Selection of the control group is difficult to avoid bias. There may be what is called “recall bias”. If there has been an adverse outcome such as disease or an imperfect baby from a pregnancy, there is a greater tendency to recall matters such as drugs taken in pregnancy than if the outcome was good.
Association and Causation
With all these techniques it is important to appreciate that what they show is an association between something such as smoking and something else such as heart disease or lung cancer. Association and causation are not the same. Just because A and B are associated does not mean that A causes B. It may be that B causes A or there may be an innocent reason for their association. People who smoke are more likely to have lung cancer.
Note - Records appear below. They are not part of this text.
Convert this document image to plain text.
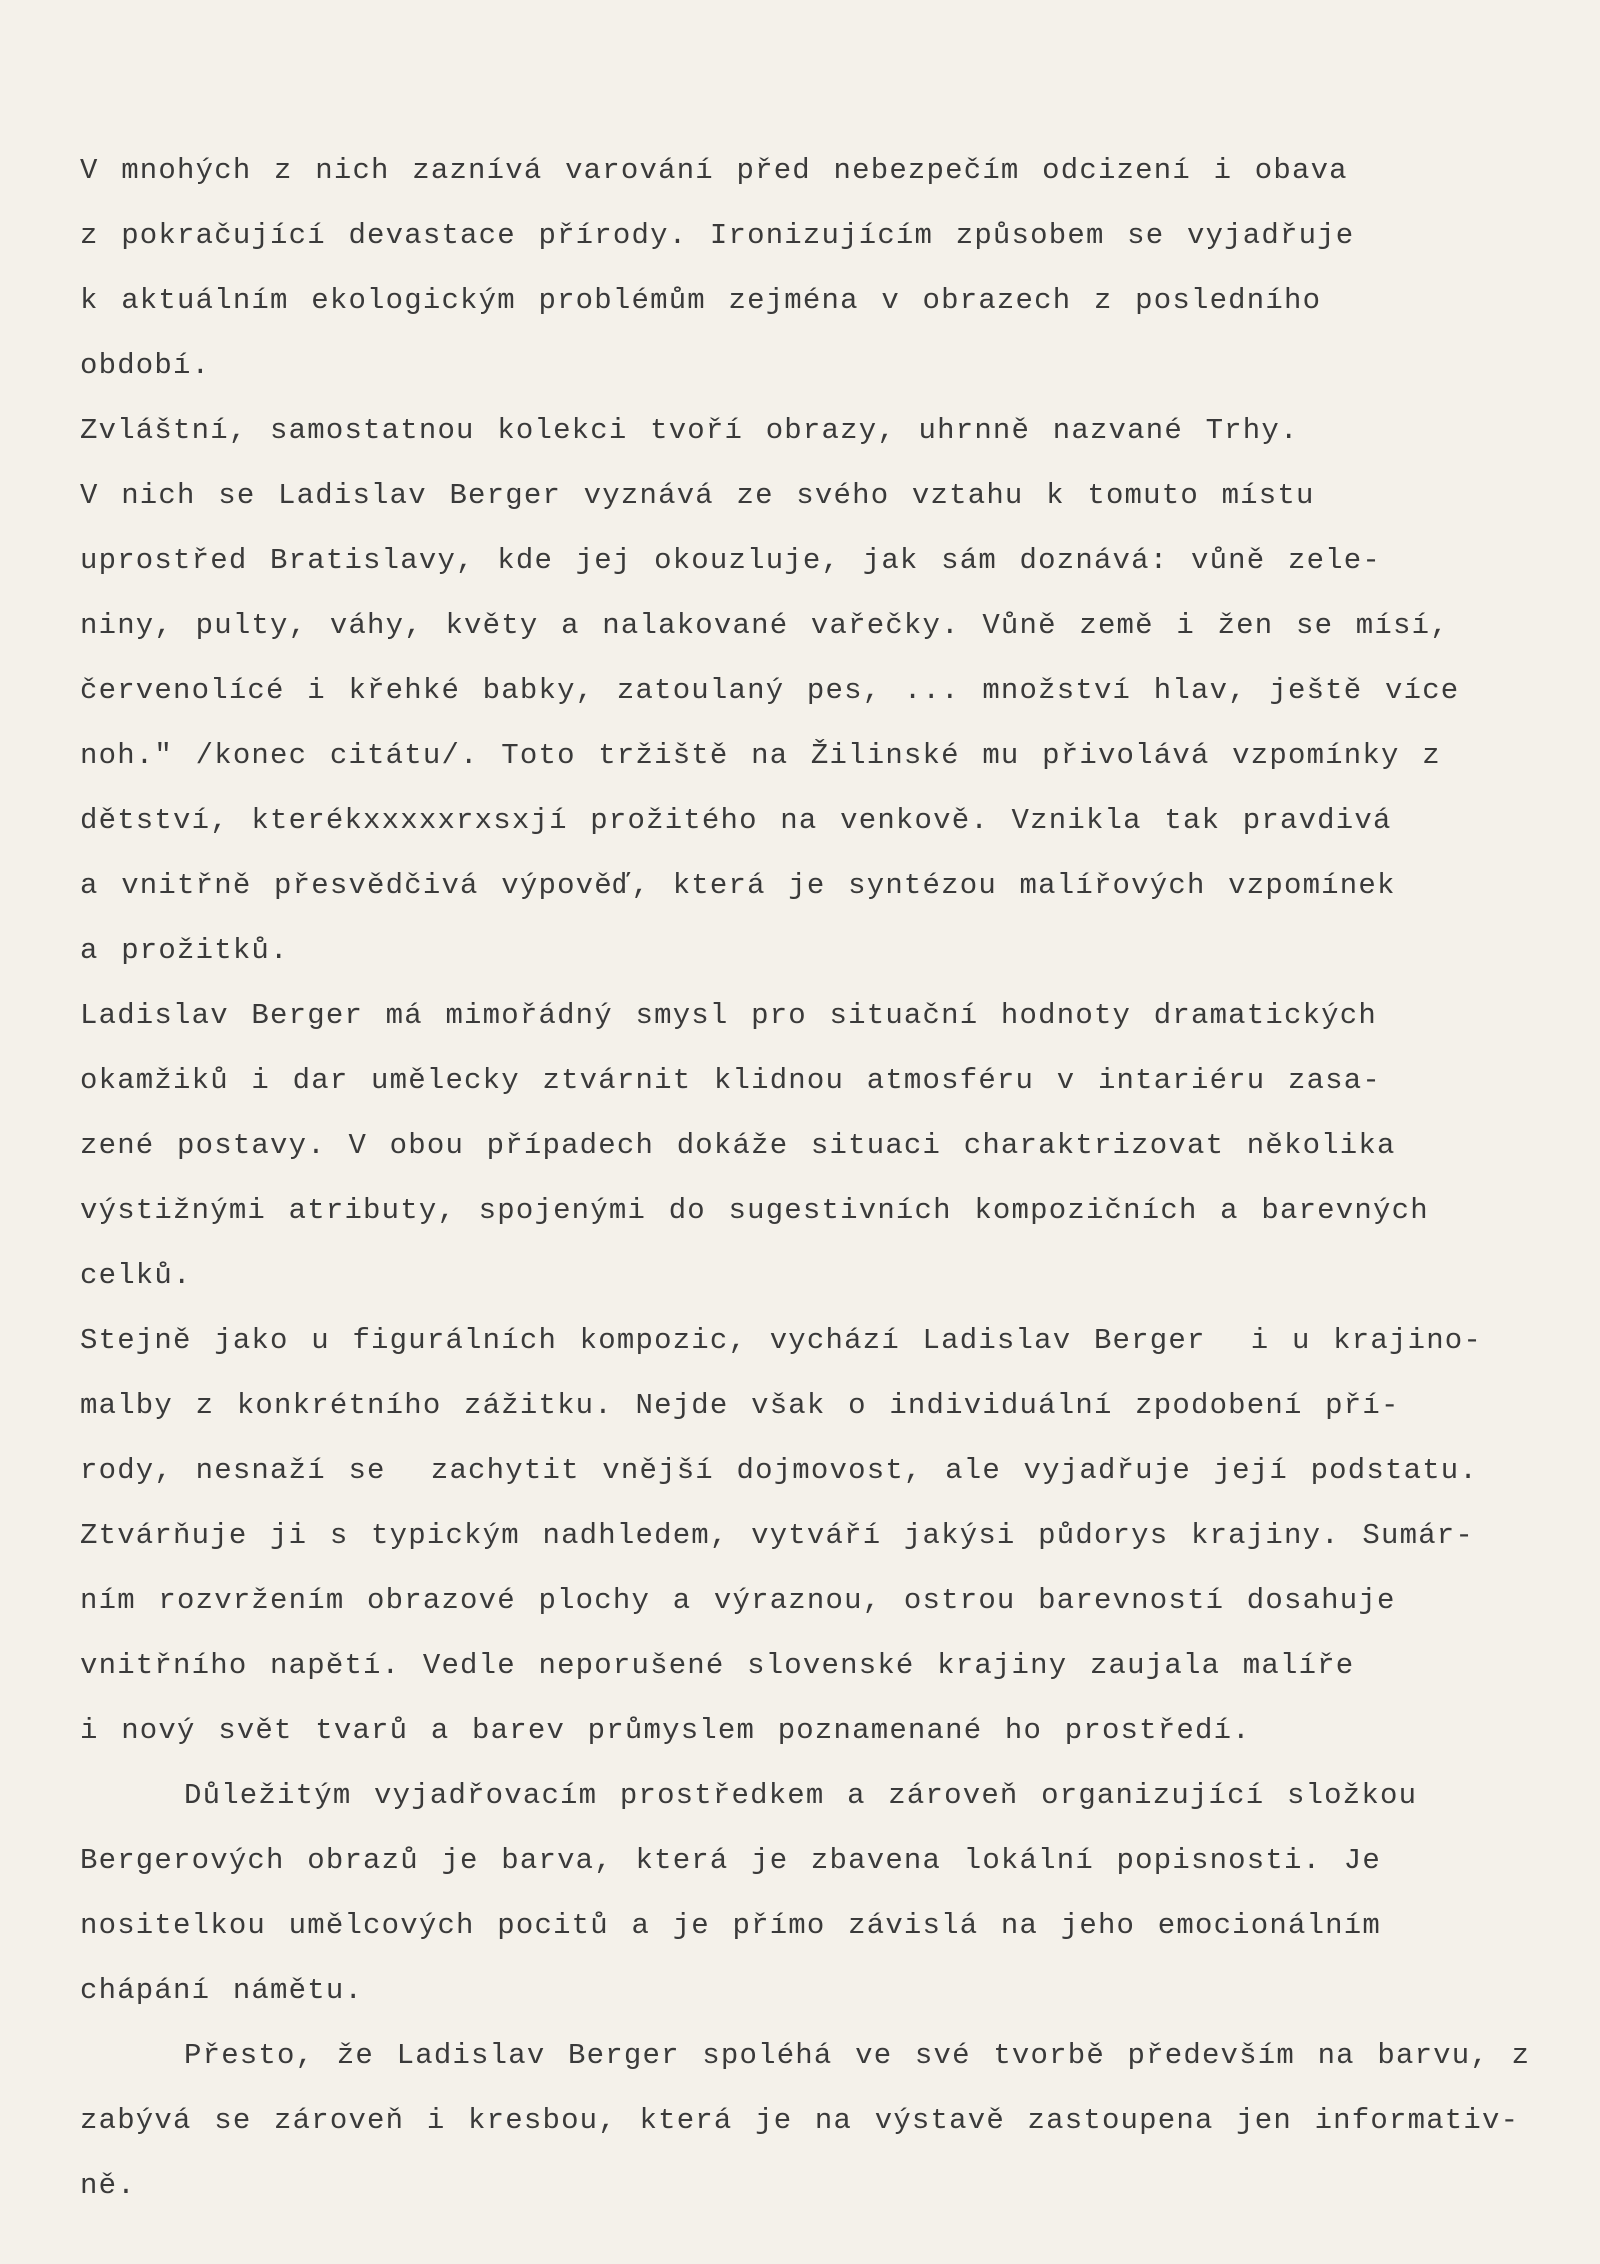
V mnohých z nich zaznívá varování před nebezpečím odcizení i obava
z pokračující devastace přírody. Ironizujícím způsobem se vyjadřuje
k aktuálním ekologickým problémům zejména v obrazech z posledního
období.
Zvláštní, samostatnou kolekci tvoří obrazy, uhrnně nazvané Trhy.
V nich se Ladislav Berger vyznává ze svého vztahu k tomuto místu
uprostřed Bratislavy, kde jej okouzluje, jak sám doznává: vůně zele-
niny, pulty, váhy, květy a nalakované vařečky. Vůně země i žen se mísí,
červenolícé i křehké babky, zatoulaný pes, ... množství hlav, ještě více
noh." /konec citátu/. Toto tržiště na Žilinské mu přivolává vzpomínky z
dětství, kterékxxxxxrxsxjí prožitého na venkově. Vznikla tak pravdivá
a vnitřně přesvědčivá výpověď, která je syntézou malířových vzpomínek
a prožitků.
Ladislav Berger má mimořádný smysl pro situační hodnoty dramatických
okamžiků i dar umělecky ztvárnit klidnou atmosféru v intariéru zasa-
zené postavy. V obou případech dokáže situaci charaktrizovat několika
výstižnými atributy, spojenými do sugestivních kompozičních a barevných
celků.
Stejně jako u figurálních kompozic, vychází Ladislav Berger  i u krajino-
malby z konkrétního zážitku. Nejde však o individuální zpodobení pří-
rody, nesnaží se  zachytit vnější dojmovost, ale vyjadřuje její podstatu.
Ztvárňuje ji s typickým nadhledem, vytváří jakýsi půdorys krajiny. Sumár-
ním rozvržením obrazové plochy a výraznou, ostrou barevností dosahuje
vnitřního napětí. Vedle neporušené slovenské krajiny zaujala malíře
i nový svět tvarů a barev průmyslem poznamenané ho prostředí.
Důležitým vyjadřovacím prostředkem a zároveň organizující složkou
Bergerových obrazů je barva, která je zbavena lokální popisnosti. Je
nositelkou umělcových pocitů a je přímo závislá na jeho emocionálním
chápání námětu.
Přesto, že Ladislav Berger spoléhá ve své tvorbě především na barvu, z
zabývá se zároveň i kresbou, která je na výstavě zastoupena jen informativ-
ně.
There are chemicals in tobacco smoke that are carcinogenic (cause cancer). Smoke is inhaled. Therefore there is a logical link between smoking and lung cancer.
An example of getting it the wrong way round came from the excellent television series Yes Minister or Yes Prime Minister. Sir Humphrey pointed out that the areas of the country with the most deprivation and social problems had the most social workers. Therefore, to reduce the amount of deprivation and social problems, the number of social workers should be reduced.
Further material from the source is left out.